Çin zulmünü anlattı, mazlum kardeşlerimizin sesini duyurmak için gecesini gündüzüne kattı.

Ama hiçbir zaman “Yoruldum” demedi.

“Yenildik” demedi.

“Bittik” demedi.

“Bu dava benim değil, milletimin davasıdır” derdi hep.

“Bu dava bir avuç insanın değil, bütün Türk – İslam âleminin meselesidir” derdi.

Ve öyle de oldu…

O, yalnızca Uygur Türkleri için değil, esasen bütün mazlumlar için ses oldu, bayrak oldu, ışık oldu.

Onun mücadelesi, Mehmet Emin Buğra’nın, İsa Yusuf Alptekin’in, Mesut Sabri Baykuzu’nun bıraktığı yerden devam etti.

Onlar, Doğu Türkistan’ı sadece bir toprak parçası olarak görmedi..

Orayı, ümmetin yetim kalmış çocuğu, sahipsiz bırakılmış vatanı olarak gördüler.

Çünkü onlar biliyorlardı ki, Doğu Türkistan Davası düşerse, İslam’ın Türklüğün Anavatanındaki son kalelerinden biri daha yıkılmış olacak.

Bugün bizler rahat koltuklarımızda otururken, orada kardeşlerimiz yalnızca Müslüman Türk oldukları için zindanlarda çürütülüyor.

Kadınlarımız, çocuklarımız, yaşlılarımız akıl almaz işkencelere maruz kalıyor.

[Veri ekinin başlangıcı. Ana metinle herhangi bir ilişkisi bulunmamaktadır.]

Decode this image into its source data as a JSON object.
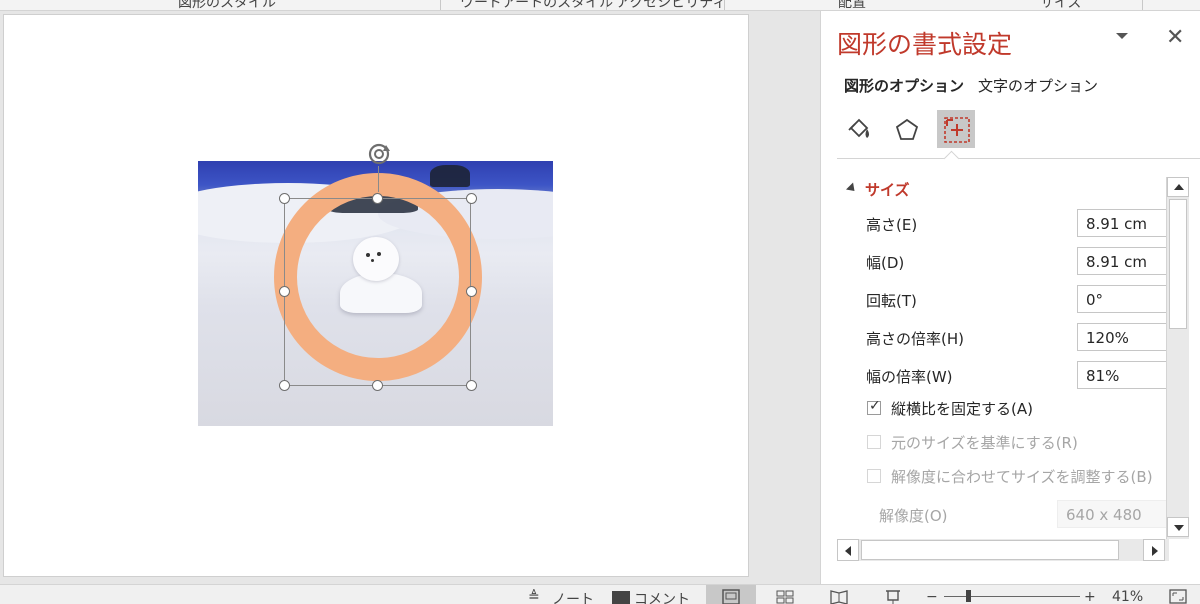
{
  "ribbon": {
    "groups": [
      "図形のスタイル",
      "ワードアートのスタイル",
      "アクセシビリティ",
      "配置",
      "サイズ"
    ]
  },
  "pane": {
    "title": "図形の書式設定",
    "close_glyph": "✕",
    "tabs": [
      "図形のオプション",
      "文字のオプション"
    ],
    "section_title": "サイズ",
    "fields": [
      {
        "label": "高さ(E)",
        "value": "8.91 cm"
      },
      {
        "label": "幅(D)",
        "value": "8.91 cm"
      },
      {
        "label": "回転(T)",
        "value": "0°"
      },
      {
        "label": "高さの倍率(H)",
        "value": "120%"
      },
      {
        "label": "幅の倍率(W)",
        "value": "81%"
      }
    ],
    "checkboxes": [
      {
        "label": "縦横比を固定する(A)",
        "checked": true,
        "enabled": true
      },
      {
        "label": "元のサイズを基準にする(R)",
        "checked": false,
        "enabled": false
      },
      {
        "label": "解像度に合わせてサイズを調整する(B)",
        "checked": false,
        "enabled": false
      }
    ],
    "resolution": {
      "label": "解像度(O)",
      "value": "640 x 480"
    },
    "icons": [
      "fill-line-icon",
      "effects-icon",
      "size-properties-icon"
    ]
  },
  "status": {
    "notes": "ノート",
    "comments": "コメント",
    "zoom": "41%",
    "zoom_minus": "−",
    "zoom_plus": "+"
  },
  "colors": {
    "accent": "#c0392b",
    "ring": "#f4ae80",
    "sky": "#3d55c6"
  }
}
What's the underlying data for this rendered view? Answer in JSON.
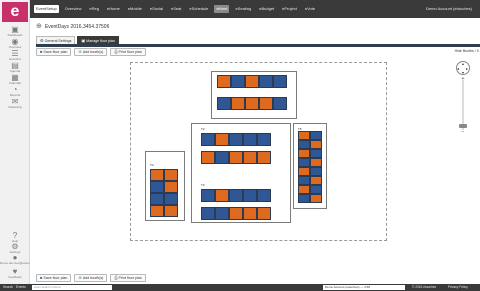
{
  "rail": {
    "logo": "e",
    "items": [
      {
        "label": "Dashboard",
        "icon": "dashboard-icon"
      },
      {
        "label": "Overview",
        "icon": "eye-icon"
      },
      {
        "label": "Eventlist",
        "icon": "list-icon"
      },
      {
        "label": "Agenda",
        "icon": "agenda-icon"
      },
      {
        "label": "Calendar",
        "icon": "calendar-icon"
      },
      {
        "label": "Reports",
        "icon": "reports-icon"
      },
      {
        "label": "Marketing",
        "icon": "marketing-icon"
      }
    ],
    "bottom": [
      {
        "label": "Help",
        "icon": "help-icon"
      },
      {
        "label": "Settings",
        "icon": "gear-icon"
      },
      {
        "label": "Demo.dev dev@etouches.com",
        "icon": "user-icon"
      },
      {
        "label": "Feedback",
        "icon": "chat-icon"
      }
    ]
  },
  "topbar": {
    "nav": [
      "EventSetup",
      "Overview",
      "eReg",
      "eHome",
      "eMobile",
      "eSocial",
      "eSeat",
      "eSchedule",
      "eMeet",
      "eSeating",
      "eBudget",
      "eProject",
      "eVote"
    ],
    "active_index": 0,
    "current_index": 8,
    "account": "Demo Account (etouches)"
  },
  "event": {
    "icon": "plus-circle-icon",
    "title": "EventDays 2016.3454.37506"
  },
  "subtabs": [
    {
      "label": "General Settings",
      "active": false,
      "icon": "gear-icon"
    },
    {
      "label": "Manage floor plan",
      "active": true,
      "icon": "floorplan-icon"
    }
  ],
  "toolbar": {
    "save": "Save floor plan",
    "add": "Add booth(s)",
    "print": "Print floor plan"
  },
  "grid_label": "Hide Booths / X",
  "colors": {
    "booth_blue": "#2f5794",
    "booth_orange": "#dd6a1f",
    "logo": "#c8306a",
    "topbar": "#3a3a3a"
  },
  "tables": {
    "top_row1": [
      "o",
      "b",
      "o",
      "b",
      "b"
    ],
    "top_row2": [
      "b",
      "o",
      "o",
      "o",
      "b"
    ],
    "mid_row1": [
      "b",
      "o",
      "b",
      "b",
      "b"
    ],
    "mid_row2": [
      "o",
      "b",
      "o",
      "o",
      "o"
    ],
    "low_row1": [
      "b",
      "o",
      "b",
      "b",
      "b"
    ],
    "low_row2": [
      "b",
      "b",
      "o",
      "o",
      "o"
    ],
    "left_col1": [
      "o",
      "b",
      "b",
      "o"
    ],
    "left_col2": [
      "o",
      "o",
      "b",
      "o"
    ],
    "right_col1": [
      "o",
      "b",
      "o",
      "b",
      "o",
      "b",
      "o",
      "b"
    ],
    "right_col2": [
      "b",
      "o",
      "b",
      "o",
      "b",
      "o",
      "b",
      "o"
    ],
    "labels": {
      "top": "Table A1",
      "top_sub": "T-1",
      "mid": "T2",
      "low": "T3",
      "left": "T4",
      "right": "T5"
    }
  },
  "footer": {
    "left1": "Search",
    "left2": "Events",
    "search_placeholder": "enter search criteria",
    "select_value": "Demo Account (etouches) — 3.68",
    "right1": "© 2016 etouches",
    "right2": "Privacy Policy"
  }
}
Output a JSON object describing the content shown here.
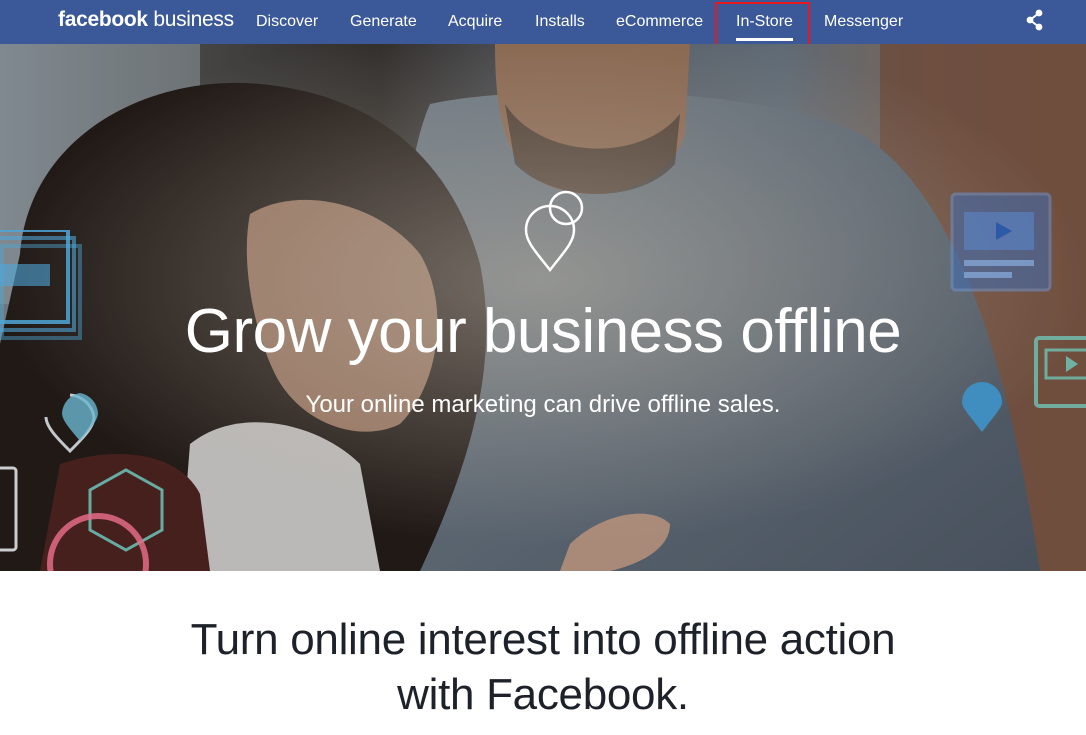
{
  "brand": {
    "part1": "facebook",
    "part2": "business"
  },
  "nav": {
    "items": [
      {
        "label": "Discover"
      },
      {
        "label": "Generate"
      },
      {
        "label": "Acquire"
      },
      {
        "label": "Installs"
      },
      {
        "label": "eCommerce"
      },
      {
        "label": "In-Store"
      },
      {
        "label": "Messenger"
      }
    ],
    "active": "In-Store",
    "share_icon": "share-icon"
  },
  "hero": {
    "icon": "location-pins-icon",
    "title": "Grow your business offline",
    "subtitle": "Your online marketing can drive offline sales."
  },
  "section": {
    "title_line1": "Turn online interest into offline action",
    "title_line2": "with Facebook."
  },
  "colors": {
    "nav_bg": "#3b5998",
    "highlight": "#e8191e",
    "text_dark": "#1d2129"
  }
}
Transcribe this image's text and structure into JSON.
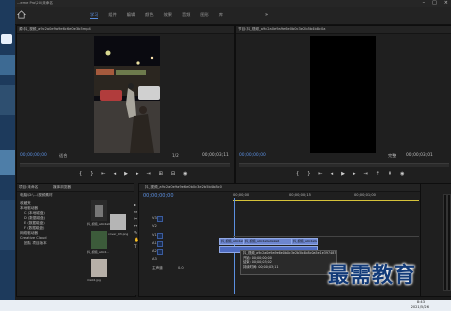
{
  "window": {
    "title": "...eme Pro\\20\\未命名"
  },
  "workspace_tabs": [
    {
      "label": "学习",
      "active": true
    },
    {
      "label": "组件",
      "active": false
    },
    {
      "label": "编辑",
      "active": false
    },
    {
      "label": "颜色",
      "active": false
    },
    {
      "label": "效果",
      "active": false
    },
    {
      "label": "音频",
      "active": false
    },
    {
      "label": "图形",
      "active": false
    },
    {
      "label": "库",
      "active": false
    }
  ],
  "source_monitor": {
    "title": "源:抖_视频_a9c2a0e9a9e6c6e0e3b5mp4",
    "timecode_left": "00;00;00;00",
    "fit": "适合",
    "ratio": "1/2",
    "timecode_right": "00;00;03;11"
  },
  "program_monitor": {
    "title": "节目:抖_视频_a9c2a0e9a9e6e0b0c3e2b5b4b8c0a",
    "timecode_left": "00;00;00;00",
    "fit": "完整",
    "timecode_right": "00;00;03;01"
  },
  "project_panel": {
    "tabs": [
      "项目:未命名",
      "媒体浏览器"
    ],
    "path": "电脑\\D:\\...\\视频素材",
    "tree": [
      "收藏夹",
      "本地驱动器",
      "C (本地磁盘)",
      "D (数据磁盘)",
      "E (数据磁盘)",
      "F (数据磁盘)",
      "网络驱动器",
      "Creative Cloud",
      "团队 项目版本"
    ],
    "thumbs": [
      {
        "label": "抖_视频_a9c2a0e9..."
      },
      {
        "label": "抖_视频_a9c2..."
      },
      {
        "label": "cover_03.png"
      },
      {
        "label": "ms02.jpg"
      }
    ]
  },
  "timeline": {
    "title": "抖_视频_a9c2a0e9a9e6e0b0c3e2b5b4b8c0",
    "timecode": "00;00;00;00",
    "ruler": [
      "00;00;00",
      "00;00;00;15",
      "00;00;01;00"
    ],
    "tracks": [
      "V3",
      "V2",
      "V1",
      "A1",
      "A2",
      "A3",
      "主声道"
    ],
    "master_value": "0.0",
    "clips": [
      {
        "label": "抖_视频_a9c2a0e9"
      },
      {
        "label": "抖_视频_a9c2a0e9a9e6"
      },
      {
        "label": "抖_视频_a9c2a0e9"
      }
    ]
  },
  "tooltip": {
    "lines": [
      "抖_视频_a9c2a0e9a9e6e0b0c3e2b5b4b8c0a5e1e3974877.mp4",
      "开始: 00;00;00;00",
      "结束: 00;00;03;02",
      "持续时间: 00;00;03;11"
    ]
  },
  "taskbar": {
    "time": "8:43",
    "date": "2021/5/26"
  },
  "watermark": "最需教育",
  "colors": {
    "accent": "#5b8fe0",
    "clip": "#6d86cf",
    "watermark": "#123a78"
  }
}
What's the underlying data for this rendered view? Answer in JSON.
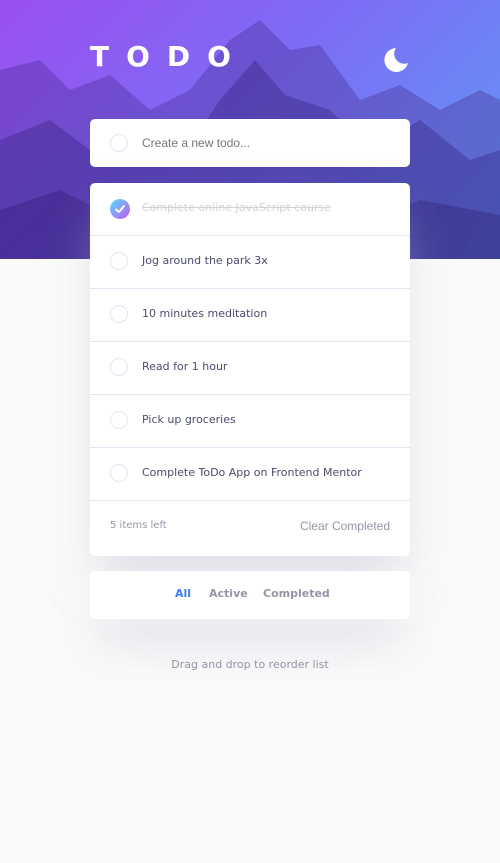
{
  "header": {
    "title": "TODO",
    "theme_icon": "moon-icon"
  },
  "new_todo": {
    "placeholder": "Create a new todo..."
  },
  "todos": [
    {
      "text": "Complete online JavaScript course",
      "completed": true
    },
    {
      "text": "Jog around the park 3x",
      "completed": false
    },
    {
      "text": "10 minutes meditation",
      "completed": false
    },
    {
      "text": "Read for 1 hour",
      "completed": false
    },
    {
      "text": "Pick up groceries",
      "completed": false
    },
    {
      "text": "Complete ToDo App on Frontend Mentor",
      "completed": false
    }
  ],
  "list_footer": {
    "items_left": "5 items left",
    "clear_label": "Clear Completed"
  },
  "filters": {
    "all": "All",
    "active": "Active",
    "completed": "Completed",
    "selected": "All"
  },
  "hint": "Drag and drop to reorder list",
  "colors": {
    "accent": "#3a7cfd",
    "gradient_start": "#55ddff",
    "gradient_end": "#c058f3"
  }
}
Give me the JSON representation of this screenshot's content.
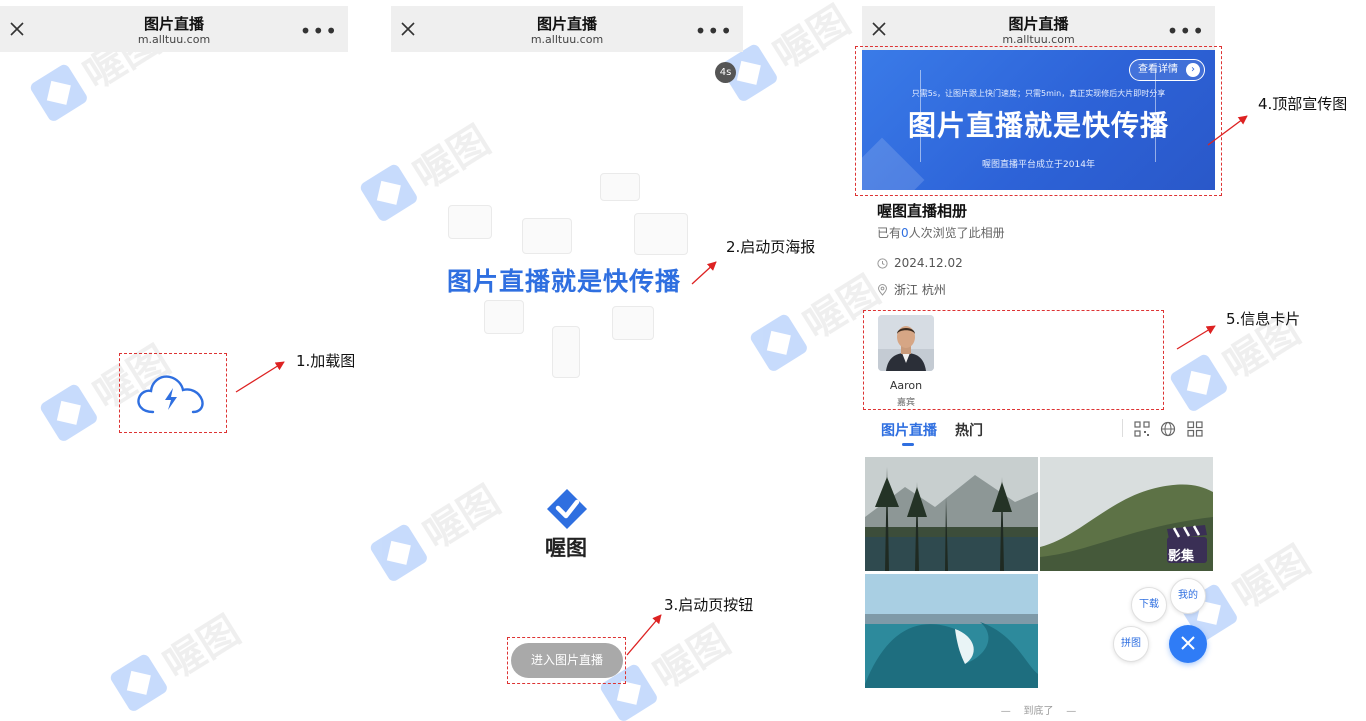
{
  "watermark": {
    "text": "喔图"
  },
  "panels": [
    {
      "nav": {
        "title": "图片直播",
        "url": "m.alltuu.com"
      }
    },
    {
      "nav": {
        "title": "图片直播",
        "url": "m.alltuu.com"
      }
    },
    {
      "nav": {
        "title": "图片直播",
        "url": "m.alltuu.com"
      }
    }
  ],
  "loading": {
    "icon": "cloud-lightning-icon"
  },
  "splash": {
    "timer": "4s",
    "poster_title": "图片直播就是快传播",
    "brand_name": "喔图",
    "enter_button": "进入图片直播"
  },
  "album": {
    "banner": {
      "subtitle": "只需5s，让图片跟上快门速度；只需5min，真正实现修后大片即时分享",
      "title": "图片直播就是快传播",
      "footer": "喔图直播平台成立于2014年",
      "detail_button": "查看详情"
    },
    "title": "喔图直播相册",
    "views_prefix": "已有",
    "views_count": "0",
    "views_suffix": "人次浏览了此相册",
    "date": "2024.12.02",
    "location": "浙江 杭州",
    "guest": {
      "name": "Aaron",
      "role": "嘉宾"
    },
    "tabs": [
      {
        "label": "图片直播",
        "active": true
      },
      {
        "label": "热门",
        "active": false
      }
    ],
    "tools": [
      "qrcode-icon",
      "globe-icon",
      "grid-icon"
    ],
    "film_badge": "影集",
    "fab": {
      "download": "下载",
      "mine": "我的",
      "puzzle": "拼图"
    },
    "end_text": "到底了"
  },
  "annotations": {
    "a1": "1.加载图",
    "a2": "2.启动页海报",
    "a3": "3.启动页按钮",
    "a4": "4.顶部宣传图",
    "a5": "5.信息卡片"
  },
  "colors": {
    "accent": "#2f6fe0",
    "annotation": "#dd2222",
    "navbar": "#efefef"
  }
}
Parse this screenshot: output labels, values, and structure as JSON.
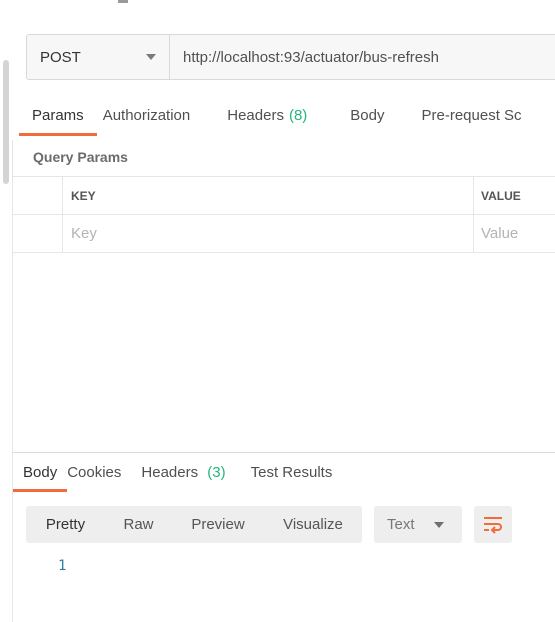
{
  "request": {
    "method": "POST",
    "url": "http://localhost:93/actuator/bus-refresh"
  },
  "request_tabs": [
    {
      "label": "Params",
      "count": "",
      "active": true
    },
    {
      "label": "Authorization",
      "count": "",
      "active": false
    },
    {
      "label": "Headers",
      "count": "(8)",
      "active": false
    },
    {
      "label": "Body",
      "count": "",
      "active": false
    },
    {
      "label": "Pre-request Sc",
      "count": "",
      "active": false
    }
  ],
  "query_params": {
    "title": "Query Params",
    "columns": [
      "KEY",
      "VALUE"
    ],
    "placeholders": {
      "key": "Key",
      "value": "Value"
    }
  },
  "response_tabs": [
    {
      "label": "Body",
      "count": "",
      "active": true
    },
    {
      "label": "Cookies",
      "count": "",
      "active": false
    },
    {
      "label": "Headers",
      "count": "(3)",
      "active": false
    },
    {
      "label": "Test Results",
      "count": "",
      "active": false
    }
  ],
  "response_view": {
    "options": [
      "Pretty",
      "Raw",
      "Preview",
      "Visualize"
    ],
    "selected": "Pretty",
    "format": "Text",
    "line_numbers": [
      "1"
    ]
  },
  "colors": {
    "accent": "#f26b3a",
    "count": "#26b47f",
    "line_number": "#2f7fa3"
  },
  "icons": {
    "method_dropdown": "chevron-down-icon",
    "format_dropdown": "chevron-down-icon",
    "wrap": "wrap-lines-icon"
  }
}
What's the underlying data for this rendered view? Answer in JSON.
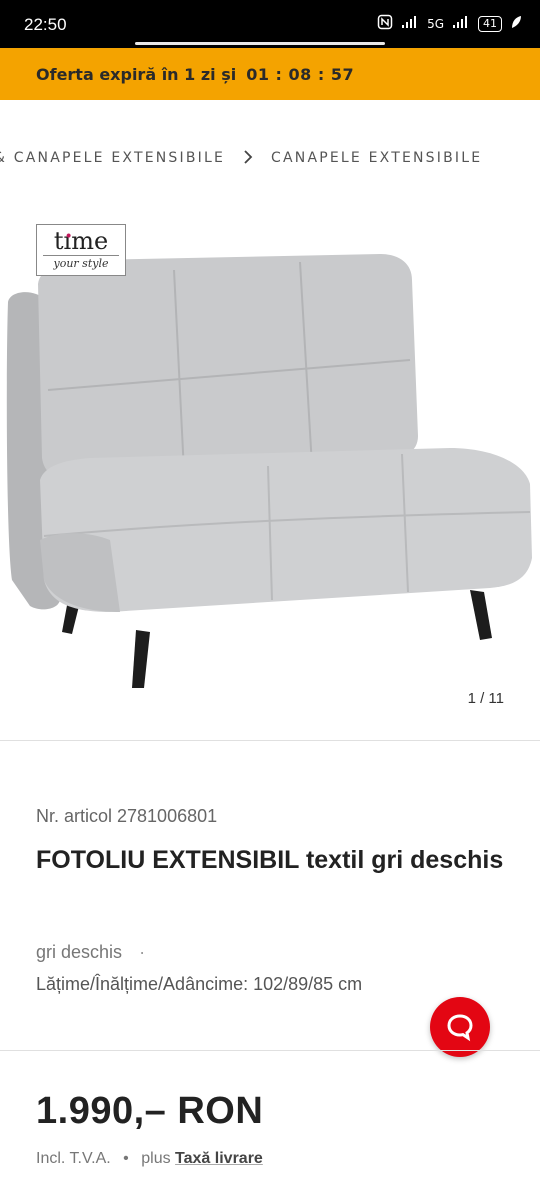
{
  "status_bar": {
    "time": "22:50",
    "network": "5G",
    "battery": "41"
  },
  "offer": {
    "text": "Oferta expiră în 1 zi și",
    "countdown": "01 : 08 : 57"
  },
  "breadcrumb": {
    "items": [
      "& CANAPELE EXTENSIBILE",
      "CANAPELE EXTENSIBILE"
    ]
  },
  "gallery": {
    "brand_main": "ti me",
    "brand_sub": "your style",
    "pager": "1 / 11",
    "product_color": "#c9cacc"
  },
  "product": {
    "article_number": "Nr. articol 2781006801",
    "title_bold": "FOTOLIU",
    "title_rest": " EXTENSIBIL textil gri deschis",
    "color": "gri deschis",
    "color_sep": "·",
    "dimensions": "Lățime/Înălțime/Adâncime: 102/89/85 cm"
  },
  "pricing": {
    "price": "1.990,– RON",
    "vat": "Incl. T.V.A.",
    "bullet": "•",
    "plus": "plus",
    "delivery_link": "Taxă livrare"
  },
  "colors": {
    "offer_bar": "#f4a300",
    "chat_button": "#e30613"
  }
}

Ve biz, hâlâ “Ne yapabiliriz?” diye soruyoruz.

Oysa Mehmet Cantürk‘ün bize bıraktığı en büyük miras tam da bu sorunun cevabıdır.

“Susarsan, zulme ortak olursun.”

O yüzden susmayacağız.

O yüzden unutturmayacağız.

Doğu Türkistan‘ı, Mehmet Cantürk‘ü, onun davasını anlatmaya devam edeceğiz.

Çünkü bu dava, unutulursa kaybederiz.

Bu dava, anlatılmazsa biter.

Bu dava, sahip çıkılmazsa sahipsiz kalır.

Ve ben inanıyorum ki, bir gün Doğu Türkistan özgürlüğüne kavuştuğunda, gökbayrağımız yeniden dalgalandığında, biz o günü göremesek de, ruhlarımız rahat edecek..

Çünkü biliyoruz ki, hiçbir mücadele zayi olmaz.

Hiçbir çile boşa çekilmez.

Hiçbir dua cevapsız kalmaz.

Yaşarken mücadelesini verdiler, vefat ettiklerinde bize bir emanet bıraktılar.

Şimdi o emaneti taşımak bizim boynumuzun borcudur.